俗话又说了,擒贼先擒王,骂人先骂娘,马开江一眼几看出来这里边究竟谁是主要人物了,他在大致地了解了一下憨大环的情况之后,低头转脸问了一下李庆君:

“最后弄清楚了吗,到底是什么回事?”

“书记,正因为没弄清楚,所以就一直闹啊。”李庆君把两个圆溜溜的眼睛转了好几圈之后,才吞吞吐吐地回答道。

“当时镇上是哪个领导出面处理的这个事?”马开江寒着脸一针见血地问道,声音虽然不大,但是话里所体现出来的份量可是不轻。

“当时是甄怀国书记在这里干——”李庆君有点战战兢兢地回道,两只机动性非常强的眼睛来回不停地扫视着马开江的脸色。

马开江听后一言不发地站在那里,脸色变得更冷峻了。

“最后是他定的调子。”李庆君随后又咬咬牙补充道。

“嗯。”马开江在仰着头沉思了好大一会儿之后才用十分阴郁的口吻吐了这样一个字出来,唯有在听到这个“嗯”字之后,李庆君的心里才微微好受了一那么点点,因为他认为自己多少也明白了点什么。

“就是现在的市农业局局长吗?”马开江又问。

“是的,书记。”李庆君赶紧答道。

好了,后边的事情说起来就比较简单了,香酥可口的菜煎饼暂时就不能吃了,色香味俱全的辣子鸡今晚也不便品尝了,熬了一整夜的来自朱礼县的羊肉汤也不能再喝了,马开江一行人在安排完李庆君和杜立民有关注意事项之后,抽个空子就从办公楼东北角的小门出去了。

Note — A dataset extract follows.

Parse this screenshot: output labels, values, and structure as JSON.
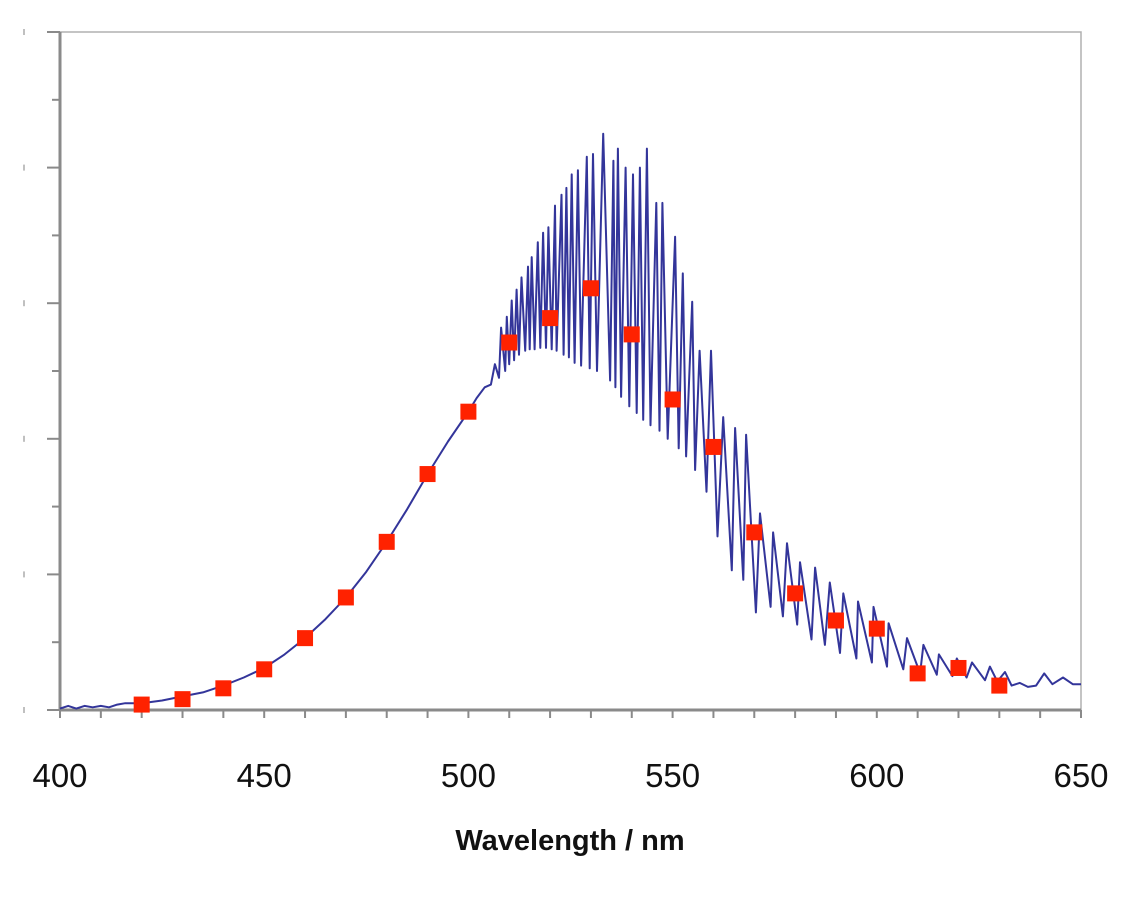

说话办事一向都显得非常光明正大和慷慨磊落的他,之所以在今晚被迫演出这么一场悄然“逃亡”的尴尬把戏,究其原因其实也不复杂,那就是外表看着牛高马大的威风凛凛的他就算浑身都是铁,面对院子里这么多的来访群众,哪怕是他豁出命来又能打出几根钉呢?

他如果亲自出面解决了张三的问题,那么李四的问题要不要解决?

王五和赵六的问题要不要解决?

还有就是,他明白现场这些群众提出的几乎所有的问题都不是一下子就能摸清、理顺和解决好的,就算宋朝的包青天来了恐怕也得发呆和犯愁,这里边哪个事都不是那么好办的。